Only 11% of Americans think "the health care system works pretty well and only minor changes are necessary." 35% of Americans think the health care system should be "completely rebuilt," up from 24% a year ago, and 52% think "fundamental changes" are needed. In September of 1994, at the height of the health care reform debate, 35% called for a complete overhaul of the system (Harris Poll, 12/96).
Nearly one-third of hospital patients felt they were released from the hospital "before they were ready," according to a survey of nearly 24,000 hospital patients for the American Hospital Association. Patients also had problems getting answers to their questions (25%), not having enough say in their treatment (36%), finding someone to share concerns with (34%), and not being alerted about danger signals to watch for after discharge (30%) (AHA release, 1/27).
According to a national study of 160,000 households, satisfaction with quality of care and outcomes has decreased in the past two years, with the greatest declines and lowest ratings among HMO enrollees. The percentage of HMO enrollees "completely" or "very" satisfied with quality of care decreased from 69.3% in 1994 to 55.6% in 1996; satisfaction with medical outcomes dropped from 64.5% in 1994 to 52.5% in 1996. Nearly one-fourth (22.9%) of HMO enrollees have problems in getting referrals to specialists, compared with 6.1% in fee-for-service. 19.8% of HMO enrollees experience delays in treatment waiting for insurance approval (compared with 9.0% in fee-for-service), and 15.7% have difficulty in obtaining necessary care (compared with 7.6% in fee-for-service). HMOs received better ratings on the amount of paperwork for patients and out-of-pocket costs (Modern Healthcare, October 7, 1996).

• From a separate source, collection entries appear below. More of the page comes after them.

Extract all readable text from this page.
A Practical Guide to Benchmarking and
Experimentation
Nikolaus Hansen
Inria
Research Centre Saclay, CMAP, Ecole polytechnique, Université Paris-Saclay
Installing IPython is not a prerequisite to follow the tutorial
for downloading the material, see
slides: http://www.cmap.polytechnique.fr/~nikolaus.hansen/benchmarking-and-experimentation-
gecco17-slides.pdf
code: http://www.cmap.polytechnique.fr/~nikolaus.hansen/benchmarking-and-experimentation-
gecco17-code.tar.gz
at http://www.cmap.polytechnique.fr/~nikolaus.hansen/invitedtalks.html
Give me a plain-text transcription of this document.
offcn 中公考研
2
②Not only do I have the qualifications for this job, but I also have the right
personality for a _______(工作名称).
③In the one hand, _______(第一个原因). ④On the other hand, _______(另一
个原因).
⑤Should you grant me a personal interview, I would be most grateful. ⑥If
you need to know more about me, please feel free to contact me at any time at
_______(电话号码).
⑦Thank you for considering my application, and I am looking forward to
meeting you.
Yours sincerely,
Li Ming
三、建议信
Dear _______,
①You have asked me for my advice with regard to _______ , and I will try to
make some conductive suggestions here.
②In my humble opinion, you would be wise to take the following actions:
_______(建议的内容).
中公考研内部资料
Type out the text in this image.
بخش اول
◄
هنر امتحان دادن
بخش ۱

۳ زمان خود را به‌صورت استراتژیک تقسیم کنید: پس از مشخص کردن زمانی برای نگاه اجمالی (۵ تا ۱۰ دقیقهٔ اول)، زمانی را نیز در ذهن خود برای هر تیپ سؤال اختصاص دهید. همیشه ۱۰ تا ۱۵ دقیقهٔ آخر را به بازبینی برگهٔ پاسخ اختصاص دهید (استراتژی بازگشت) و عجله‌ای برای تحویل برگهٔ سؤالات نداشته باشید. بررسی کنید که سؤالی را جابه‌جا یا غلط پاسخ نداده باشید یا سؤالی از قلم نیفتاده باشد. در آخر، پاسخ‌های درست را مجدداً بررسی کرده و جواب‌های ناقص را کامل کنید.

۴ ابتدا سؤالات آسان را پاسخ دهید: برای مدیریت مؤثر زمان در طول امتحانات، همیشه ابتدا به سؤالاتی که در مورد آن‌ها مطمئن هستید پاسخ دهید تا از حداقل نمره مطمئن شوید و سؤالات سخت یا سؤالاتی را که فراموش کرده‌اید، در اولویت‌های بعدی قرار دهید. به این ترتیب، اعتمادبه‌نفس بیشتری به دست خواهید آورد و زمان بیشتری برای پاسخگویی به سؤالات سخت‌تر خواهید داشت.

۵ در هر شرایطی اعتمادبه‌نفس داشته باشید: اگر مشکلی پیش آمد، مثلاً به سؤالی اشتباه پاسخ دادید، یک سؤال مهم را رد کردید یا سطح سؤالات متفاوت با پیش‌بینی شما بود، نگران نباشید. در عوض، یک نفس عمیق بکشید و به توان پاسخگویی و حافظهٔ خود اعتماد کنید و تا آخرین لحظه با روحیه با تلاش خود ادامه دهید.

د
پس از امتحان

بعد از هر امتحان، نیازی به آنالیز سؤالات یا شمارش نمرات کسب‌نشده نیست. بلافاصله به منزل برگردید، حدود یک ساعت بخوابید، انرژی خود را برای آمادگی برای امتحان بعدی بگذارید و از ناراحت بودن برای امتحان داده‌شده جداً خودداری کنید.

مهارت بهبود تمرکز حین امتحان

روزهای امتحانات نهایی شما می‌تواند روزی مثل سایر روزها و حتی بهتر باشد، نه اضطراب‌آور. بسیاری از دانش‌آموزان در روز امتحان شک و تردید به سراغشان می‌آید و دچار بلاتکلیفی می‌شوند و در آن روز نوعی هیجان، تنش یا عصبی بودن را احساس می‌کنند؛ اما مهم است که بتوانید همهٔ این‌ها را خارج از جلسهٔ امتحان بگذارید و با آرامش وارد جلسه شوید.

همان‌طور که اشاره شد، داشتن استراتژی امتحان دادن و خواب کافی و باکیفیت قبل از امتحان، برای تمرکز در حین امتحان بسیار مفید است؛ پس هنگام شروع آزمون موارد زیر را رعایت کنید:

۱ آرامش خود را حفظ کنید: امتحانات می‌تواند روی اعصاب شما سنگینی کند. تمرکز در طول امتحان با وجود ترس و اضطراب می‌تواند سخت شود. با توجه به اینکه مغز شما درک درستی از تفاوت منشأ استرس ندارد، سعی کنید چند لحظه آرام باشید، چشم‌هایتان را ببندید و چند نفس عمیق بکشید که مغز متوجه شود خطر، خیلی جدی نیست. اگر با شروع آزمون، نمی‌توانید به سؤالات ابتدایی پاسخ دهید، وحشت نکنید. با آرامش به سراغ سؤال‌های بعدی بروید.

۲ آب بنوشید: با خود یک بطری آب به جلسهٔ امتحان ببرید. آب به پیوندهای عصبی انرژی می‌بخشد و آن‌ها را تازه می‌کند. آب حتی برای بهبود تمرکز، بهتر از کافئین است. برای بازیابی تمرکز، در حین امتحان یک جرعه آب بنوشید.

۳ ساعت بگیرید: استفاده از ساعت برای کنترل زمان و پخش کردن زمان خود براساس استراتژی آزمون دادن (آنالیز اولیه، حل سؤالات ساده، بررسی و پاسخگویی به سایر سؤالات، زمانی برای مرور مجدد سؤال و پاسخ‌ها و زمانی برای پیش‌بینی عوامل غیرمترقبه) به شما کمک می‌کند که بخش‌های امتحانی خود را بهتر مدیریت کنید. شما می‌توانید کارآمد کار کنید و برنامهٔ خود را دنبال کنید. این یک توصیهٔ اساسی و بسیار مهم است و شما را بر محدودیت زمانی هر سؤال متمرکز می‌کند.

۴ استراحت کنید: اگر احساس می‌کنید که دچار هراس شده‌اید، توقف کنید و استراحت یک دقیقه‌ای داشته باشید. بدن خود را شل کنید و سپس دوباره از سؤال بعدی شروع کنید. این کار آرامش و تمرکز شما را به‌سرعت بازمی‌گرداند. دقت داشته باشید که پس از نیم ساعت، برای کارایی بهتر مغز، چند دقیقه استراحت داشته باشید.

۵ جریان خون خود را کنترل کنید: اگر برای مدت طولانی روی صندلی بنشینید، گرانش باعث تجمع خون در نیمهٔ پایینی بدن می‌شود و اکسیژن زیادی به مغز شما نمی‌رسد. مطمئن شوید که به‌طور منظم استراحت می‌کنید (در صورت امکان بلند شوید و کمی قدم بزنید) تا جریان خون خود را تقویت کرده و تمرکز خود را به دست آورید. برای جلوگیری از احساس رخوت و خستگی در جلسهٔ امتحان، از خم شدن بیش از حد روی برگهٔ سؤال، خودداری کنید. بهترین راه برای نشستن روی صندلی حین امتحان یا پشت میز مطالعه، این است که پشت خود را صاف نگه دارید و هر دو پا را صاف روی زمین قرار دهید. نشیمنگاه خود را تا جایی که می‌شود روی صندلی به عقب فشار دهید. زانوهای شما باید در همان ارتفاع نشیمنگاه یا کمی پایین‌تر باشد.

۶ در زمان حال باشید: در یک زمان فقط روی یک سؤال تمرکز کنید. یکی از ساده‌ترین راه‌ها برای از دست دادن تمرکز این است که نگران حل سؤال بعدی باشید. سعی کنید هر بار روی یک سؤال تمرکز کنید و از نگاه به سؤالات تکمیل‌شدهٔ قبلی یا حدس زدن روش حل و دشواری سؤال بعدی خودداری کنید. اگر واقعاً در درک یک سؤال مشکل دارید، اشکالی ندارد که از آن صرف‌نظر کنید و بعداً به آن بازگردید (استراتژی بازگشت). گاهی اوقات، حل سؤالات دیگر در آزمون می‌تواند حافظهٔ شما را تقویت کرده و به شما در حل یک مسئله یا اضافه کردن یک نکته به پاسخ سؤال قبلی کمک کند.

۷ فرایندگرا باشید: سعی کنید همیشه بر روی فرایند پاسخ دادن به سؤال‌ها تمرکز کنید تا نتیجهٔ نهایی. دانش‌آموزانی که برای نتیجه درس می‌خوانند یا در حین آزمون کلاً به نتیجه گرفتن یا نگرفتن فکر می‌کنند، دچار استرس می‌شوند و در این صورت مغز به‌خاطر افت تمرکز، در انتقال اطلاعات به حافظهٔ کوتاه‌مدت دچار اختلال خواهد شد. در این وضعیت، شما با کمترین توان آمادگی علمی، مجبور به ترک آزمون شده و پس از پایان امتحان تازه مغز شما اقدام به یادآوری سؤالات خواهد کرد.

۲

Sixty-one percent of Americans are "very" concerned about being unable to afford necessary health care when a family member gets sick, up from 48% in 1994 (Pew Research Center, 10/25). 42% of Americans with health insurance fear they are likely to lose their health insurance within three years (AHA poll, 10/8).
Nurses Give Hospital Care Poor Marks
In a survey of 7,560 nurses 60.2% reported a reduction in the number of registered nurses providing direct patient care, while 65.5% percent reported an increase in the number of patients assigned to each RN. Two out of three nurses reported substitution of unlicensed personnel for RNs. Reductions were reported most frequently in the Northeast, while substitution was reported most frequently in the Pacific region. 76.7% reported greater patient acuity; 66% declines in length of stay; 55% less continuity of care; and 55.1% increased levels of unexpected readmissions of recently discharged patients. A majority (53%) of nurses rated the care given by their health care organization as average or below average; 36% said they would not recommend their institution to a family member (J. Shindul-Rothschild, American Journal of Nursing, 11/96, pps. 24-39).
Physicians' antipathy towards managed care is growing. According to a recent survey of 1,010 physicians, 71% believe managed care has negatively affected quality of care, up from 56% in 1994. 81% think that the doctor-patient relationship has been negatively affected, up from 74% in 1992. A negative impact was also cited on clinical independence (92%), time spent justifying medical decisions (84%), paperwork (79%), professional liability (49%), access to care (48%), and early diagnosis (45%), all increases from 1994 (AMA/Black Corp. Poll, 1996).